Boza Dolac n’écoutait pas le juke-box à côté de lui et n’avait même pas touché à sa bière, perdu dans ses pensées. Son agacement était en train de se transformer en anxiété. Ivan Dracko avait vingt minutes de retard et ce n’était pas dans ses habitudes… La faune habituelle du Dubrovnik, chauffeurs de taxis, putes, étudiants prolongés, marginaux, faisait un vacarme infernal. Lui guettait toutes les voitures qui stoppaient devant l’établissement.

Pas de Mercedes bleue.

Des craintes informulées s’entrechoquaient dans sa tête. Et si le major Tuzla avait décidé de se débarrasser de lui, au lieu de le renvoyer à Belgrade ? Normalement, il ne connaissait pas Ivan Dracko, mais « Le Serpent » avait le bras long…

Boza Dolac avait appris qu’un des membres de l’équipe qui avait massacré Sonia Bolcek avait eu le temps de parler à un policier. La Croatie allait devenir malsaine pour lui.

Il ne pouvait pas continuer à se promener dans Zagreb au risque de se faire reconnaître.
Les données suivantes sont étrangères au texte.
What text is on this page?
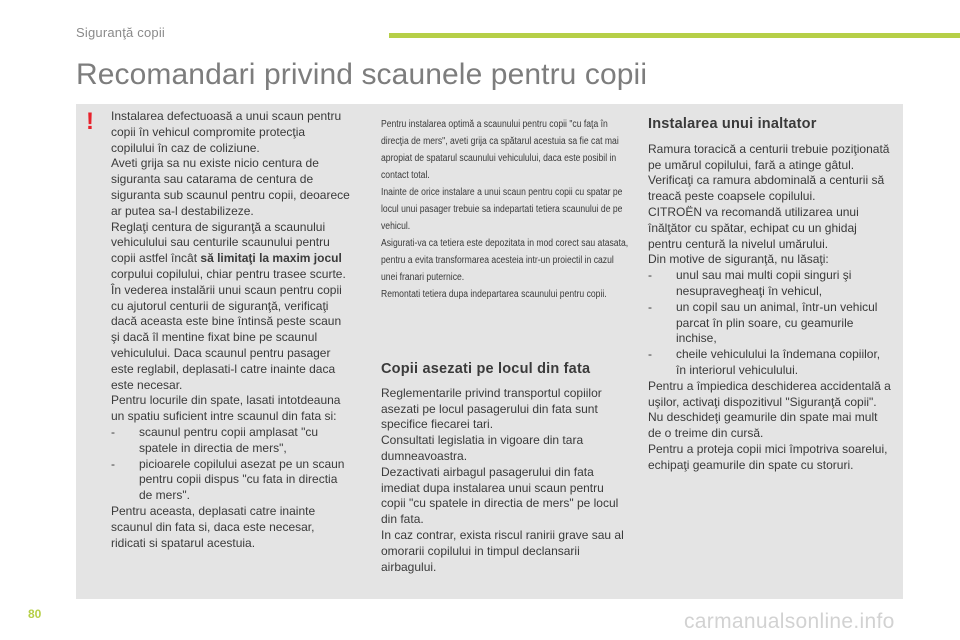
Siguranţă copii
Recomandari privind scaunele pentru copii
! Instalarea defectuoasă a unui scaun pentru copii în vehicul compromite protecţia copilului în caz de coliziune.

Aveti grija sa nu existe nicio centura de siguranta sau catarama de centura de siguranta sub scaunul pentru copii, deoarece ar putea sa-l destabilizeze.

Reglaţi centura de siguranţă a scaunului vehiculului sau centurile scaunului pentru copii astfel încât să limitaţi la maxim jocul corpului copilului, chiar pentru trasee scurte.

În vederea instalării unui scaun pentru copii cu ajutorul centurii de siguranţă, verificaţi dacă aceasta este bine întinsă peste scaun şi dacă îl mentine fixat bine pe scaunul vehiculului. Daca scaunul pentru pasager este reglabil, deplasati-l catre inainte daca este necesar.

Pentru locurile din spate, lasati intotdeauna un spatiu suficient intre scaunul din fata si:

- scaunul pentru copii amplasat "cu spatele in directia de mers",

- picioarele copilului asezat pe un scaun pentru copii dispus "cu fata in directia de mers".

Pentru aceasta, deplasati catre inainte scaunul din fata si, daca este necesar, ridicati si spatarul acestuia.

Pentru instalarea optimă a scaunului pentru copii "cu faţa în direcţia de mers", aveti grija ca spătarul acestuia sa fie cat mai apropiat de spatarul scaunului vehiculului, daca este posibil in contact total.

Inainte de orice instalare a unui scaun pentru copii cu spatar pe locul unui pasager trebuie sa indepartati tetiera scaunului de pe vehicul.

Asigurati-va ca tetiera este depozitata in mod corect sau atasata, pentru a evita transformarea acesteia intr-un proiectil in cazul unei franari puternice.

Remontati tetiera dupa indepartarea scaunului pentru copii.

Copii asezati pe locul din fata

Reglementarile privind transportul copiilor asezati pe locul pasagerului din fata sunt specifice fiecarei tari.

Consultati legislatia in vigoare din tara dumneavoastra.

Dezactivati airbagul pasagerului din fata imediat dupa instalarea unui scaun pentru copii "cu spatele in directia de mers" pe locul din fata.

In caz contrar, exista riscul ranirii grave sau al omorarii copilului in timpul declansarii airbagului.

Instalarea unui inaltator

Ramura toracică a centurii trebuie poziţionată pe umărul copilului, fară a atinge gâtul.

Verificaţi ca ramura abdominală a centurii să treacă peste coapsele copilului.

CITROËN va recomandă utilizarea unui înălţător cu spătar, echipat cu un ghidaj pentru centură la nivelul umărului.

Din motive de siguranţă, nu lăsaţi:

- unul sau mai multi copii singuri şi nesupravegheaţi în vehicul,

- un copil sau un animal, într-un vehicul parcat în plin soare, cu geamurile inchise,

- cheile vehiculului la îndemana copiilor, în interiorul vehiculului.

Pentru a împiedica deschiderea accidentală a uşilor, activaţi dispozitivul "Siguranţă copii".

Nu deschideţi geamurile din spate mai mult de o treime din cursă.

Pentru a proteja copii mici împotriva soarelui, echipaţi geamurile din spate cu storuri.

80	carmanualsonline.info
Pour l’instant, la police était désorganisée, mais cela ne durerait pas éternellement. C’est la raison pour laquelle il avait houspillé Ivan Dracko pour que ce dernier brade rapidement le contenu du Volvo. Son viatique pour une vie normale.

Si le major Tuzla avait appris qu’il n’avait pas respecté ses ordres à la lettre, il l’aurait tué. Mais, c’était un risque à courir. Avec cet argent, il s’achèterait un commerce et pourrait enfin se reposer. Il en avait assez des dangers et de la trahison. Parfois, il repensait à ceux qui pourrissaient encore en prison à cause de lui. Ceux-là ne l’avaient pas oublié. Avec tous les changements politiques, le pire était à craindre.

En plus, « Le Serpent » était parfaitement capable de le trahir, en le livrant à ses ennemis.

Il regarda sa montre. Onze heures vingt-cinq. Que faisait ce salaud d’Ivan ? Pourvu qu’il ne se soit pas tiré avec le fric… La musique l’énervait. Le restaurant appartenait à des Serbes, et, par défi, ceux-ci mettaient sans arrêt des chansons qui ressemblaient à des chants arabes. Boza Dolac en avait par-dessus la tête… Il se leva et fila vers le téléphone. Il composa le numéro du standard radio des taxis et attendit.

— Le taxi 2250, demanda-t-il.

— Je vais voir s’il est libre, répondit la voix indifférente de la standardiste.

Elle le mit en attente, tandis qu’il rongeait son frein, pour le reprendre quelques minutes plus tard.

— Il ne répond pas, annonça-t-elle, il doit être en train de manger. Je vous envoie le 2032.

— Non, cria Boza, je veux le 2250.

— Il n’est pas disponible, répéta la standardiste agacée.

Boza Dolac, l’appareil collé à l’oreille, écumait de rage intérieure. Dracko s’était tiré avec les cent mille marks ! Il était peut-être déjà dans un avion. Il raccrocha, puis quelques instants plus tard rappela le 970.

— Vous voulez encore essayer le taxi 2250 ? demanda-t-il. Il est peut-être disponible maintenant.